~ By Duncan Haughey
Having good, reliable processes is the cornerstone of a successful business, as they ensure there is consistency and sturdiness in repeatable activities. However, not all processes are good processes, and in the worst cases they may actually hold your business back. This was clear on one particular project I worked on.
The project struggled because the process for implementing the IT infrastructure had not been adequately communicated and the key decision makers had not been identified. The IT department provided very little help in the early phases of the project. It soon became clear that something was wrong when the team members, who wanted the project to succeed, were being heavily constrained by the process. This was a clear case of an ill-conceived and unwieldy process causing a delay in an important business project. So what lessons can we learn from this?
Don't blame your people for a large, unwieldy process. Ask yourself whether your processes fit the purpose of successful project delivery. If your people are forced to clear many hurdles and struggle to do so, then you're trapped in a process obstacle course.¹
Answer: Review and simplify your processes. Ensure there are clear roles and responsibilities and that you have accounted for all scenarios, not just the expected one. Test run your processes on paper with the people who will use them, then use their feedback to improve them.
As we know, good processes are a route to success. Conversely, poorly conceived processes are a route to failure. Poor processes are often hidden from sight when heroes in your organisation deliver successful projects in spite of them. Don't assume that project success equals good processes; there's always room for improvement.
Answer: Talk to your people to locate the pain points and roadblocks, and then update the processes to remove them.
If the possibility exists of a process resulting in an impasse, you must consider whether it is fit for purpose. On a recent project, the stage and gate process made clear that the total budget for all years of the project had to be approved together by the senior stakeholder. The senior stakeholder in this case was happy to sign off on the current year's expenditure but not the following years.
This particular project had already passed all other gates and received approvals for each. The finance department had signed off on it. It was a model project administratively speaking, other than this one area that needed senior stakeholder approval. The project manager pushed for the project's approval in order to move forward to the building phase, but the Project Management Office pushed back, insisting on approval of the total cross-year budget. Neither side would move. In the end, the project moved to the building phase without approval, an undesirable but inevitable situation, as the business pushed the project team to deliver on time.
Answer: With any process, ensure there is no potential for reaching an impasse. In this case, it should have been possible to agree to a scope with a budget for year one and a separate scope and budget for year two, which would have allowed for approval of each year separately.

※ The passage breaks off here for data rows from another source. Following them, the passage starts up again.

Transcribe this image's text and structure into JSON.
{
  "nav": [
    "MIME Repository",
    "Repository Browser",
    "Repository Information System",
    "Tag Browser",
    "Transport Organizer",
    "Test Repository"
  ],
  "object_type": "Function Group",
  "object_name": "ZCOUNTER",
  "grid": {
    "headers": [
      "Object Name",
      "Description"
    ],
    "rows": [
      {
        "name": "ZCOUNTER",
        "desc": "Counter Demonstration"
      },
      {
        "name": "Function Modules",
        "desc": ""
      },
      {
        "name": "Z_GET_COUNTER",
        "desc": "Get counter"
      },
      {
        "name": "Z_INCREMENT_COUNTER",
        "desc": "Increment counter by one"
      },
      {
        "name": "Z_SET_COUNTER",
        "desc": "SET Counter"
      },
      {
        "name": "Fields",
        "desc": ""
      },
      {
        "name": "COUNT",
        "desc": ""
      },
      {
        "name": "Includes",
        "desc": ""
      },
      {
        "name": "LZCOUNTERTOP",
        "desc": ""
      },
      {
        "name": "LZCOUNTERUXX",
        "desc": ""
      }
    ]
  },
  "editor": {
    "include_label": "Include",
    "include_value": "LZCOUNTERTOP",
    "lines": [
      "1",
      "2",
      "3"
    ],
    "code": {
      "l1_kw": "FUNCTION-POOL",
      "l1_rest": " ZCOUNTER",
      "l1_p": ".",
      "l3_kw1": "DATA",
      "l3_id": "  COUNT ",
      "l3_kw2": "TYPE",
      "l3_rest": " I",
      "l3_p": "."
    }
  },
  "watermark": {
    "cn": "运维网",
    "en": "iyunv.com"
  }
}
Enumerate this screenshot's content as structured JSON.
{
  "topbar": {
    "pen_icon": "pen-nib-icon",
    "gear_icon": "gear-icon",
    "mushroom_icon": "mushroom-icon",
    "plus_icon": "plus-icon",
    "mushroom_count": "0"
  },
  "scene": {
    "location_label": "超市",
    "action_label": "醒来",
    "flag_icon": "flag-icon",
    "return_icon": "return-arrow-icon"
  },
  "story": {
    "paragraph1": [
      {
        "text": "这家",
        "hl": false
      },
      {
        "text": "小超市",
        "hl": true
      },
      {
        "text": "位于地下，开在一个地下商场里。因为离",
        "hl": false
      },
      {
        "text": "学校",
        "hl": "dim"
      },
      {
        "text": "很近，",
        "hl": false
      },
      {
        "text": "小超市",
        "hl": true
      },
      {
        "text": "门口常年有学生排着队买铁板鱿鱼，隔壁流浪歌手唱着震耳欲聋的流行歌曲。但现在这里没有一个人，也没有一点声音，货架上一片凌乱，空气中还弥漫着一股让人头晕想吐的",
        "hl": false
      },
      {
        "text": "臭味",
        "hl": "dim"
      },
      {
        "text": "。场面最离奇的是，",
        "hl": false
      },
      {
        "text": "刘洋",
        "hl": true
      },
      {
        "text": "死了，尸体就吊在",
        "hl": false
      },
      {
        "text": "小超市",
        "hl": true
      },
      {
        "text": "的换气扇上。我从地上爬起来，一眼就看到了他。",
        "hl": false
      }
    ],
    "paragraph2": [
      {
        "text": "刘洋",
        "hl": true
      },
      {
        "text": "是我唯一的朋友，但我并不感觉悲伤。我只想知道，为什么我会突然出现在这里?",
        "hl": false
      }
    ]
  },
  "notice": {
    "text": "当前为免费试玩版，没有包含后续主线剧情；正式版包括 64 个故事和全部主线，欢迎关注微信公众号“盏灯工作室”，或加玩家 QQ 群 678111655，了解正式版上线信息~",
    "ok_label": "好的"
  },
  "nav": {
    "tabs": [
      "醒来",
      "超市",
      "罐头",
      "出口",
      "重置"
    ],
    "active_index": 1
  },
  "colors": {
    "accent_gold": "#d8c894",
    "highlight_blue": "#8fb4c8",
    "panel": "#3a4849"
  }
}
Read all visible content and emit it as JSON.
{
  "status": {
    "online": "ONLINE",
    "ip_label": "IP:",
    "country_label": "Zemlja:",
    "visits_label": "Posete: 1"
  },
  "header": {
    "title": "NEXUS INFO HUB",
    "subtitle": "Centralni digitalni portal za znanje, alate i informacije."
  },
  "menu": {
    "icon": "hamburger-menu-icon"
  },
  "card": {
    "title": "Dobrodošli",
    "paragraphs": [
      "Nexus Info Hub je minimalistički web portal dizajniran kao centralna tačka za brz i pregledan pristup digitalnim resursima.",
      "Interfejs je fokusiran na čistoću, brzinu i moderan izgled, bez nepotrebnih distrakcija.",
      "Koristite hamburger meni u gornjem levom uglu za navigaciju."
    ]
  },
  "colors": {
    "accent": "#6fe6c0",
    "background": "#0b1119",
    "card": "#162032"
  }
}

Perhaps you have heard the acronym KISS in relation to practices and processes, which stands for Keep It Simple Stupid. While I would not advocate using this with your colleagues or customers, you can keep it in mind when creating new processes or improving existing ones.
The best processes are those that are kept simple. They are easy to understand and have clear steps and outcomes.
Answer: Look at each step in a process and ask whether it's necessary. Can it be removed? Does it move you closer to your goal? The fewer steps in a process the better, so keep KISS in mind.
If you become too process-driven, you risk losing sight of the business goal. Make sure you keep your processes simple, verify them with people who will use them and avoid processes that can result in an impasse. Good processes will drive your business towards its goals, while poor processes can and will hold your business back.
If things aren't working for you, don't blame your people. Instead, blame the processes, and then take the steps necessary to improve them.
¹ I've created the term 'process obstacle course' to describe processes with a large number of steps that are largely unnecessary, unwieldy, and irrelevant, while only serving to slow down and delay projects.